A group of ICT companies may be designated as a CITPP with one of its EU entities appointed as the point of contract.
One of the EU supervisory authorities – the EBA, EIOPA or ESMA – will be appointed as the lead overseer for the CITPP. The authority will issue an oversight plan to the CITPP and carry out investigations and inspections. It will also have extensive powers to request information and documentation.
The lead overseer also has the power to issue recommendations to the CITPP. This includes powers to ask the CITPP to take specific IT security measures and change terms and conditions or subcontracting arrangements. The CIPTT is not compelled to comply with the recommendations, but if it does not, regulators may direct financial entities to suspend or cancel contracts with the CITPP.
DORA sets out a new detailed regime for ICT incident response management. It includes requirements to report major ICT incidents to regulators on a mandatory basis, as well as significant cyber threats on a voluntary one. There are also requirements to inform customers of incidents.
Financial entities will need to look closely at the extent to which their supplier contracts enable them to meet all of the incident response requirements in terms of identifying and recording all incidents, reporting within specific timeframes to regulators and undertaking remediation action.

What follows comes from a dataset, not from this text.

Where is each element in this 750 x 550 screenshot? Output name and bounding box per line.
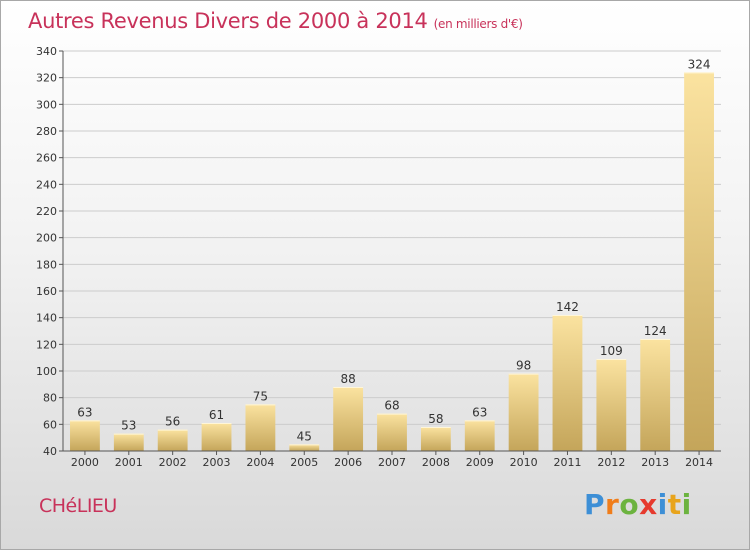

In similar vein to the EU’s plans for DORA, UK policymakers are also seeking to stiffen operational resilience in financial services by bringing ‘critical third parties’ (CTPs) to financial institutions within the scope of direct regulation by financial regulators in the country.
Major technology providers will want to track progress of the Financial Services and Markets Bill through the UK parliament to understand how the new UK regime might apply to them. It is likely that some of the providers will be subject to both DORA and the UK’s CTPs regime. Businesses in that position will want to understand what the requirements are likely to be under both frameworks, identify processes that might support compliance across the different jurisdictions, and consider lobbying UK law makers where they see scope for amendments that would make compliance with the two regimes easier.